Victor frémit. Il ne s'attendait pas à ça. Sous ses yeux s'animait une version filmée interprétée par Eudoxie Maximova d'après sa prestation donnée en 1895 sur la scène de L' Eden-Théâtre sous le sobriquet de Fiammetta.
Elle ôtait sa couronne de fleurs d'oranger, faisait glisser sa robe blanche, délaçait son corset...
Un frisson lui courut sous la peau. Voici qu'elle enlevait son corsage, retroussait lentement ses jupons, dévoilait ses cuisses gainées de soie jusqu'aux volants de ses pantalons.
Victor s'agita sur son siège.

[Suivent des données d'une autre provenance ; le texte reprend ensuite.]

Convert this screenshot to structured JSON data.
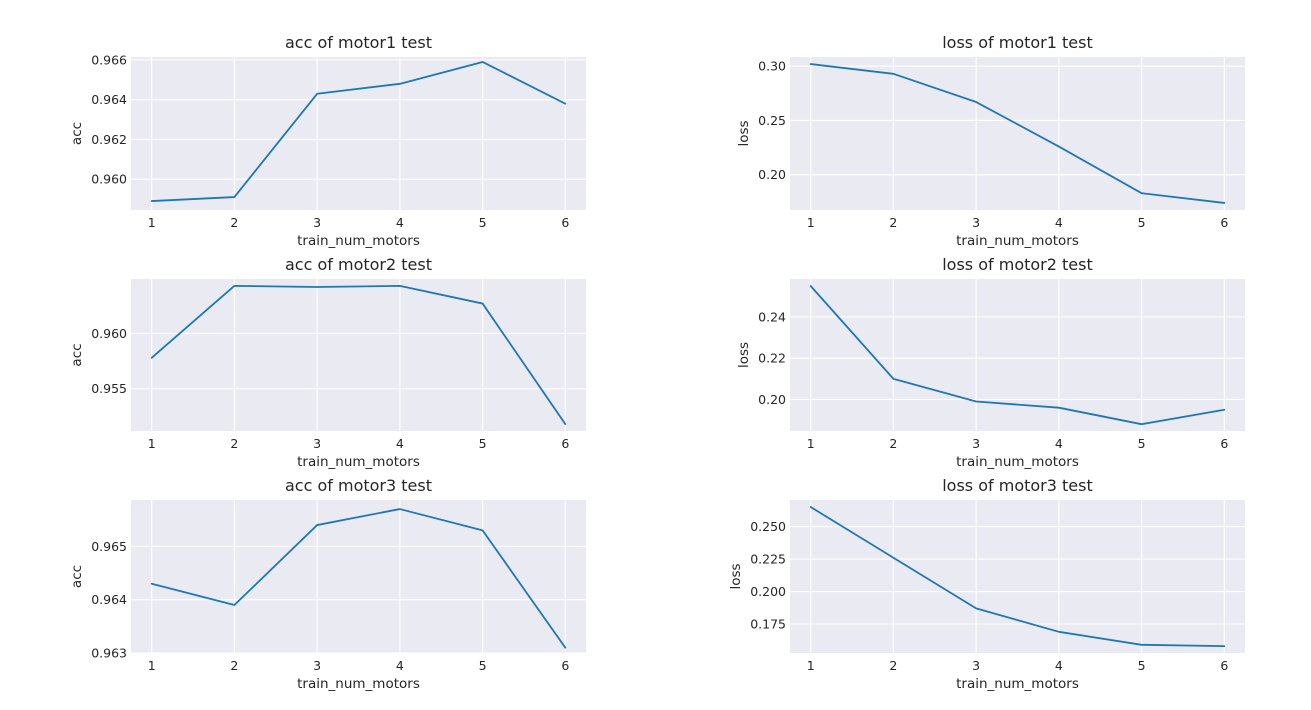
{
  "style": {
    "line_color": "#1f77b4",
    "plot_background": "#eaeaf2",
    "grid_color": "#ffffff"
  },
  "chart_data": [
    {
      "type": "line",
      "title": "acc of motor1 test",
      "xlabel": "train_num_motors",
      "ylabel": "acc",
      "x": [
        1,
        2,
        3,
        4,
        5,
        6
      ],
      "series": [
        {
          "values": [
            0.9589,
            0.9591,
            0.9643,
            0.9648,
            0.9659,
            0.9638
          ]
        }
      ],
      "xticks": [
        1,
        2,
        3,
        4,
        5,
        6
      ],
      "yticks": [
        0.96,
        0.962,
        0.964,
        0.966
      ],
      "ytick_labels": [
        "0.960",
        "0.962",
        "0.964",
        "0.966"
      ],
      "xlim": [
        0.75,
        6.25
      ],
      "ylim": [
        0.95845,
        0.96615
      ],
      "grid": true
    },
    {
      "type": "line",
      "title": "loss of motor1 test",
      "xlabel": "train_num_motors",
      "ylabel": "loss",
      "x": [
        1,
        2,
        3,
        4,
        5,
        6
      ],
      "series": [
        {
          "values": [
            0.302,
            0.293,
            0.267,
            0.226,
            0.183,
            0.174
          ]
        }
      ],
      "xticks": [
        1,
        2,
        3,
        4,
        5,
        6
      ],
      "yticks": [
        0.2,
        0.25,
        0.3
      ],
      "ytick_labels": [
        "0.20",
        "0.25",
        "0.30"
      ],
      "xlim": [
        0.75,
        6.25
      ],
      "ylim": [
        0.1675,
        0.3085
      ],
      "grid": true
    },
    {
      "type": "line",
      "title": "acc of motor2 test",
      "xlabel": "train_num_motors",
      "ylabel": "acc",
      "x": [
        1,
        2,
        3,
        4,
        5,
        6
      ],
      "series": [
        {
          "values": [
            0.9578,
            0.9643,
            0.9642,
            0.9643,
            0.9627,
            0.9518
          ]
        }
      ],
      "xticks": [
        1,
        2,
        3,
        4,
        5,
        6
      ],
      "yticks": [
        0.955,
        0.96
      ],
      "ytick_labels": [
        "0.955",
        "0.960"
      ],
      "xlim": [
        0.75,
        6.25
      ],
      "ylim": [
        0.95118,
        0.96492
      ],
      "grid": true
    },
    {
      "type": "line",
      "title": "loss of motor2 test",
      "xlabel": "train_num_motors",
      "ylabel": "loss",
      "x": [
        1,
        2,
        3,
        4,
        5,
        6
      ],
      "series": [
        {
          "values": [
            0.255,
            0.21,
            0.199,
            0.196,
            0.188,
            0.195
          ]
        }
      ],
      "xticks": [
        1,
        2,
        3,
        4,
        5,
        6
      ],
      "yticks": [
        0.2,
        0.22,
        0.24
      ],
      "ytick_labels": [
        "0.20",
        "0.22",
        "0.24"
      ],
      "xlim": [
        0.75,
        6.25
      ],
      "ylim": [
        0.1847,
        0.2584
      ],
      "grid": true
    },
    {
      "type": "line",
      "title": "acc of motor3 test",
      "xlabel": "train_num_motors",
      "ylabel": "acc",
      "x": [
        1,
        2,
        3,
        4,
        5,
        6
      ],
      "series": [
        {
          "values": [
            0.9643,
            0.9639,
            0.9654,
            0.9657,
            0.9653,
            0.9631
          ]
        }
      ],
      "xticks": [
        1,
        2,
        3,
        4,
        5,
        6
      ],
      "yticks": [
        0.963,
        0.964,
        0.965
      ],
      "ytick_labels": [
        "0.963",
        "0.964",
        "0.965"
      ],
      "xlim": [
        0.75,
        6.25
      ],
      "ylim": [
        0.963,
        0.96587
      ],
      "grid": true
    },
    {
      "type": "line",
      "title": "loss of motor3 test",
      "xlabel": "train_num_motors",
      "ylabel": "loss",
      "x": [
        1,
        2,
        3,
        4,
        5,
        6
      ],
      "series": [
        {
          "values": [
            0.265,
            0.226,
            0.187,
            0.169,
            0.159,
            0.158
          ]
        }
      ],
      "xticks": [
        1,
        2,
        3,
        4,
        5,
        6
      ],
      "yticks": [
        0.175,
        0.2,
        0.225,
        0.25
      ],
      "ytick_labels": [
        "0.175",
        "0.200",
        "0.225",
        "0.250"
      ],
      "xlim": [
        0.75,
        6.25
      ],
      "ylim": [
        0.1527,
        0.2704
      ],
      "grid": true
    }
  ]
}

Paul Vibert lui administra une bourrade amicale.
— Vous avez vu, c'est piquant, hein !
Sur l'écran, un homme en frac et haut-de-forme s'agenouillait devant la belle, posait une main sur son mollet, caressait sa jarretière de dentelles...
L'écran s'assombrit au moment où la situation commençait à devenir captivante.
— Ça vous a plu, monsieur Legris ?
— Beaucoup, beaucoup.
— Vous connaissez cette histoire ? Un film décrit une petite femme qui se déshabille dans un champ, hop ! Il y a un train qui passe et qui la cache... Quel bon scénario si le train avait du retard ! On verrait d'abord la petite femme, puis la locomotive bloquée sur les rails, puis la petite femme, et encore la locomotive empanachée, cela créerait une intrigue du tonnerre, hein ?
— Euh, oui, oui, assurément, voyez-vous, ce qui m'intéresse c'est la technique.
— Laquelle ? Celle de l'effeuillage ou du réseau ferroviaire ?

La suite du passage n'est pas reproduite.